There are other cases where evolution has produced dwarf males. One tiny stinging wasp called Megaphragma (Meh-guh-FRAG-muh) is only two tenths of a millimeter long (less than one one-hundredth of an inch). It is actually smaller than a single-celled amoeba (Uh-MEE-buh). The male starts out with about 7,400 nerve cells. But as it matures, it loses the nuclei and DNA from all but 375 of those cells. This male lives only five days.
But the pandora dwarf male, with only 47 cells, slims down to an even greater extreme. It “is something unique in the animal kingdom,” says Neves. “It’s a fantastic organism.”
Pocket watch
Even a big pandora is smaller and has fewer cells than just about any other animal. But it would be a mistake to call it primitive. Consider a pocket watch. It’s smaller than a grandfather clock. But is it simpler? The pocket watch’s small size actually makes it more complicated. Every gear and spring has to fit perfectly inside its small case. The same is true for the pandora. This animal, says Kristensen, “must be very advanced.”
Evolution can sometimes turn small, simple bodies into large and complicated ones. That’s what happened with apes and humans over the last 20 million years. Our bodies, brains and muscles got bigger.
But just as often, evolution pushes animals the other way. It pushes them toward having weaker bodies, smaller brains and shorter lives.
Evolution is all about surviving long enough to produce offspring. And sometimes the best way to do that is to keep bodies small and compact. With pandora, the species’ evolution was shaped by its need to survive a terrible disaster that happens every so often.
Once or twice per year, the entire pandora city dies. This happens because the lobster sheds its shell — including its mouth whiskers. On that day, the entire city of pandoras that was glued to the whiskers now drops to the dark seafloor. Without any of their host’s leftovers to eat, these pandoras starve.
Life boats
Pandora’s odd life style evolved so that it could produce as many babies as possible to survive this disaster. Big pandoras stay glued to a lobster’s mouth whiskers. They eat and use the energy in a lobster’s food scraps to make little males and females, each in their own season. And big pandoras keep their offspring together so that they can mate — and produce a different type of baby. One that will survive.
After the female emerges with her fertilized egg, she glues herself to another whisker. The baby grows inside her. Before that baby is even born, says Funch, it “eats its own mother.”
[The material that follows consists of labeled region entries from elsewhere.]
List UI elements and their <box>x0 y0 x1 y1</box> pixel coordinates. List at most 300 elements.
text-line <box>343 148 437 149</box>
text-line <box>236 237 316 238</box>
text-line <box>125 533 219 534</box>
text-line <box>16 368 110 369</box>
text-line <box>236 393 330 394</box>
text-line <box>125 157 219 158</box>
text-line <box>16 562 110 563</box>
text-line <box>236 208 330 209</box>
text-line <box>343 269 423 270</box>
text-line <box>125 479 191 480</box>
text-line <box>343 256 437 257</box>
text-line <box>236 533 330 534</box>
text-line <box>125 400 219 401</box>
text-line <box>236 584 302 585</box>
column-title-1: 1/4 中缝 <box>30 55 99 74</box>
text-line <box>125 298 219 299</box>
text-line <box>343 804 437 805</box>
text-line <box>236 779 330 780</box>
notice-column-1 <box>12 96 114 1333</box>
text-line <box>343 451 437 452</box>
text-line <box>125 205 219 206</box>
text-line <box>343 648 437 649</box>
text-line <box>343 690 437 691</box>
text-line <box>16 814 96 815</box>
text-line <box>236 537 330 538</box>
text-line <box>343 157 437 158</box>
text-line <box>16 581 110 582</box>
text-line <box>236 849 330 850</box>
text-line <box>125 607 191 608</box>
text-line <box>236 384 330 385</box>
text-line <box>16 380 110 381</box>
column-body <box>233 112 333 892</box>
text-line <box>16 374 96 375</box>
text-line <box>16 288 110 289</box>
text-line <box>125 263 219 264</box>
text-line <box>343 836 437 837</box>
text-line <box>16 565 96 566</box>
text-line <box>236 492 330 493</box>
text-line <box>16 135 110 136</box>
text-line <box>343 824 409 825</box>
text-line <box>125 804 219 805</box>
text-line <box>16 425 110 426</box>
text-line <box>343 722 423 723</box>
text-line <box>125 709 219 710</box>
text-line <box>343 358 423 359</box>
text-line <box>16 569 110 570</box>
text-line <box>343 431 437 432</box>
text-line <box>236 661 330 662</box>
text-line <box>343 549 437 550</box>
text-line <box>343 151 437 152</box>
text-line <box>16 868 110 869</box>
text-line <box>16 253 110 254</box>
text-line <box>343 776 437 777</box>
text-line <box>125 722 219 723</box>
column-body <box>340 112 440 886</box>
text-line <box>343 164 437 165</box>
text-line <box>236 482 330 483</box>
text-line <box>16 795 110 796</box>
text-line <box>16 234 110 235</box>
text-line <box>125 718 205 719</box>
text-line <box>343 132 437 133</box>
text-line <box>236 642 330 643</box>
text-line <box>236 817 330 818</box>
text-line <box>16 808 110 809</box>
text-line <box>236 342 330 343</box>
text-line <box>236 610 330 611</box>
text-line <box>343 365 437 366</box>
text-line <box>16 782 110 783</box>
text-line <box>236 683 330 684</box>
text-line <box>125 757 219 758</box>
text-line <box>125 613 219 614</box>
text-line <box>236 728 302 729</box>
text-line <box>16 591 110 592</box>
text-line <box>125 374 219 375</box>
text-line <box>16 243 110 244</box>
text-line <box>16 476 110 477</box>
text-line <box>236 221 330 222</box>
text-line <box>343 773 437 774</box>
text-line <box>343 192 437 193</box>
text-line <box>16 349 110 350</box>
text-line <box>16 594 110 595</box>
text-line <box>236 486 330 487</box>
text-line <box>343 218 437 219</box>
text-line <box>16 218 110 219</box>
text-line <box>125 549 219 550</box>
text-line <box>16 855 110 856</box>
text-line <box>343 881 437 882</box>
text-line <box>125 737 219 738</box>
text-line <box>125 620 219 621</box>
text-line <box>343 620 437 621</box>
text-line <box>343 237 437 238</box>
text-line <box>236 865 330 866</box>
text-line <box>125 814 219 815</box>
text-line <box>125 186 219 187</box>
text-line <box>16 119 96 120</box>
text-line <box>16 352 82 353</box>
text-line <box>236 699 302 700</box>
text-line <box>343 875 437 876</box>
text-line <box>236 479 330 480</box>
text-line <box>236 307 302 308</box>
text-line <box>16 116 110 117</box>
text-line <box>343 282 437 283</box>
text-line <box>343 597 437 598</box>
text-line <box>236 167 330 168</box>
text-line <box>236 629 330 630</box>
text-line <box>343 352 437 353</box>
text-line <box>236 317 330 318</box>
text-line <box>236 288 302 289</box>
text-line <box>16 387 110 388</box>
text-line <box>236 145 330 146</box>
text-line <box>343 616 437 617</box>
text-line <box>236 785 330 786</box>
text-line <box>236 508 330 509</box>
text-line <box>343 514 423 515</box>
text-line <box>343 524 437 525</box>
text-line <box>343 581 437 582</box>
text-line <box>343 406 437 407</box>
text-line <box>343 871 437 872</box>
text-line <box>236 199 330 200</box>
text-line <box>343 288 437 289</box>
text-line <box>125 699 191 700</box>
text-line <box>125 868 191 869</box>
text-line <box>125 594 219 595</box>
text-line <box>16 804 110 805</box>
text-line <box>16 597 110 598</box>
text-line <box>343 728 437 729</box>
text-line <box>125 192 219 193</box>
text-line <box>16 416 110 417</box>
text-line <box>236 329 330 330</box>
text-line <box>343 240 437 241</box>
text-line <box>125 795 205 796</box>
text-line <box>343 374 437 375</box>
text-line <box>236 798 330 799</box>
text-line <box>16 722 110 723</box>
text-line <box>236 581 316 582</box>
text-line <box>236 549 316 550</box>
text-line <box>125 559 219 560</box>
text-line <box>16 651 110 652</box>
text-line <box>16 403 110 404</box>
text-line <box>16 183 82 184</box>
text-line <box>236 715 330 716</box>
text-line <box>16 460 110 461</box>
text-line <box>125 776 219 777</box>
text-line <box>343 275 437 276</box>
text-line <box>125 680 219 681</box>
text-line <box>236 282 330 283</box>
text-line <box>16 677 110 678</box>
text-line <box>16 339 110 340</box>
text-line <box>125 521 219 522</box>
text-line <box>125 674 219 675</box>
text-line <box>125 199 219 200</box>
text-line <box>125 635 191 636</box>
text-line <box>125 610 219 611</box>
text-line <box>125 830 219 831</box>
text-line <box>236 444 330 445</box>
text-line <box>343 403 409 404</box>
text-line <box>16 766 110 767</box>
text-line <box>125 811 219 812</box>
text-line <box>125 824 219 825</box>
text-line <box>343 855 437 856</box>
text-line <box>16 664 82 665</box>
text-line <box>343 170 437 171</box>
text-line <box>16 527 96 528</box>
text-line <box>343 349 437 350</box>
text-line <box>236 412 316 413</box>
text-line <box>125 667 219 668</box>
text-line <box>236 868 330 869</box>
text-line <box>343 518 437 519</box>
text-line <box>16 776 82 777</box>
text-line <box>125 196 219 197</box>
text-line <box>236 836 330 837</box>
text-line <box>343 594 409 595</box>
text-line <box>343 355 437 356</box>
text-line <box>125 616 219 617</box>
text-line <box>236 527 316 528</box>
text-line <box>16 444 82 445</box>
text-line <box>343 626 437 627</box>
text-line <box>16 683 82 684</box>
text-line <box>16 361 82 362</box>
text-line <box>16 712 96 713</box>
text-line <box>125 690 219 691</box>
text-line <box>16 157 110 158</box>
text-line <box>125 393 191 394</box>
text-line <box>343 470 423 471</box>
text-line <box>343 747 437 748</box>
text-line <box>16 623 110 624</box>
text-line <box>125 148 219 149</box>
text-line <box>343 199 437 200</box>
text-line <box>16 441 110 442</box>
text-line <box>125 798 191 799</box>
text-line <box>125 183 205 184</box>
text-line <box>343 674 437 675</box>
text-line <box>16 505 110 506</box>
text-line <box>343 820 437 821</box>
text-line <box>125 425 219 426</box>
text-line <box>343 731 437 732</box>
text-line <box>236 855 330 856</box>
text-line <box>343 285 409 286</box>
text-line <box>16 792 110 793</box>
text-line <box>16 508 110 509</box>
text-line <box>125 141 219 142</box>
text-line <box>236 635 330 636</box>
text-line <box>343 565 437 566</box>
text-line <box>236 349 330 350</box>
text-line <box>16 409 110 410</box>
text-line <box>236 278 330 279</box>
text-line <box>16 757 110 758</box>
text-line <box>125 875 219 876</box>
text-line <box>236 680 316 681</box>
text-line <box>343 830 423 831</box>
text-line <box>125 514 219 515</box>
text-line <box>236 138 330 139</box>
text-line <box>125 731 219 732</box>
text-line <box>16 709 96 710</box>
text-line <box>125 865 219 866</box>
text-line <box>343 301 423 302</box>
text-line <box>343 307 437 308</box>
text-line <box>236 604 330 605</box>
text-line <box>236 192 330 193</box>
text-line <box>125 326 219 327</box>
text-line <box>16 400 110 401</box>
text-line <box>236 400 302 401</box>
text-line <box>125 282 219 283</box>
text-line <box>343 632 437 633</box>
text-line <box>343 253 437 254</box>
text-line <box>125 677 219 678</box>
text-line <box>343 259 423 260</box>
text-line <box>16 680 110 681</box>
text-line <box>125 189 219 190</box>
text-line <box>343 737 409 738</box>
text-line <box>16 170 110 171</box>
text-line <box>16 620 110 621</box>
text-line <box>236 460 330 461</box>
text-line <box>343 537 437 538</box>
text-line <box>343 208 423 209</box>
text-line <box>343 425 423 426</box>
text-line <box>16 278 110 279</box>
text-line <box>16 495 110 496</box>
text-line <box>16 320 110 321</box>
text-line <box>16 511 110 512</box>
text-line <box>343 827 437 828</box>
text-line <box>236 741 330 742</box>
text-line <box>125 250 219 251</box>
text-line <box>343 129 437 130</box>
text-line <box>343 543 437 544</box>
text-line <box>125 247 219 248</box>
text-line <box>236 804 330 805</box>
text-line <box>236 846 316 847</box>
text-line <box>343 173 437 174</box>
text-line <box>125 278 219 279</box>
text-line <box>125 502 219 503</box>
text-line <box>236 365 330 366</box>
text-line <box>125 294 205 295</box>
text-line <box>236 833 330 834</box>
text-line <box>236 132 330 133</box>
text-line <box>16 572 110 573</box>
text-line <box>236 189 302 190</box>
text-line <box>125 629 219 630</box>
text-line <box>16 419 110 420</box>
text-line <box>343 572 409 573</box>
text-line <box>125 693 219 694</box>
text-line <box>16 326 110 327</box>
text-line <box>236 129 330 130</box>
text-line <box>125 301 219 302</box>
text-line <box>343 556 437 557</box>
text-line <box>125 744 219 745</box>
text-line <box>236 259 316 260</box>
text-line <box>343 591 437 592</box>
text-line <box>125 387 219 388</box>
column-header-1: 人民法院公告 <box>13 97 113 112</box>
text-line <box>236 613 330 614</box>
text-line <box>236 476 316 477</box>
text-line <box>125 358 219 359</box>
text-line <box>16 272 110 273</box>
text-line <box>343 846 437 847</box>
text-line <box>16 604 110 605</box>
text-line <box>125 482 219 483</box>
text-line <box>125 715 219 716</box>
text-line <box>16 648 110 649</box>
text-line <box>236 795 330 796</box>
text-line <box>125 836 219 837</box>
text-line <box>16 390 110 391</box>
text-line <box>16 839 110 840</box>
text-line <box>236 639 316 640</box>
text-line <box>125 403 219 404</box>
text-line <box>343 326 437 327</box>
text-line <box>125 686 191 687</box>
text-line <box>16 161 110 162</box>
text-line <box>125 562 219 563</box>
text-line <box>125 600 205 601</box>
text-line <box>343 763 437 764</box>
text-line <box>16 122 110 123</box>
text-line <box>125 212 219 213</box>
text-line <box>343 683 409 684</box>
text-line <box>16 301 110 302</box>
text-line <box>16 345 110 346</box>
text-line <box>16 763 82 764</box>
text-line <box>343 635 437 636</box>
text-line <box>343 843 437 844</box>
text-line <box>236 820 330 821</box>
By the baby’s birth, its mother is nothing but a hollow husk. From its mother, the baby gains enough energy to grow strong muscles. Unlike the big pandora, and unlike the male and female that mated to produce it, this baby is actually a strong swimmer.
Such strong little swimmers leave the dying pandora city. They are like thousands of life boats fleeing a sinking ship. They swim until a few lucky ones find a new lobster. There, they glue themselves onto a mouth whisker. They now change shape, morphing into new big pandoras. They grow mouths and stomachs. They begin to eat and to make babies. So begins a new pandora city.
This “is just an amazing group of organisms,” says Gonzalo Giribet. He’s a biologist at Harvard University in Cambridge, Mass. He studies unusual spiders, sea slugs and other creepy crawlies. He has watched with great interest as the pandora story has unfolded over the last few years.
Pandoras show scientists how evolution can solve common problems in surprising ways, he says. “It’s almost like a great piece of art.”
Pandoras have many lessons to teach scientists. But the greatest might be not to overlook what’s in plain sight. This animal was living in a place that people thought they knew well: on lobsters that people eat every day. “Imagine how ridiculous it is,” says Giribet. “It teaches us about biodiversity, and how little we know.”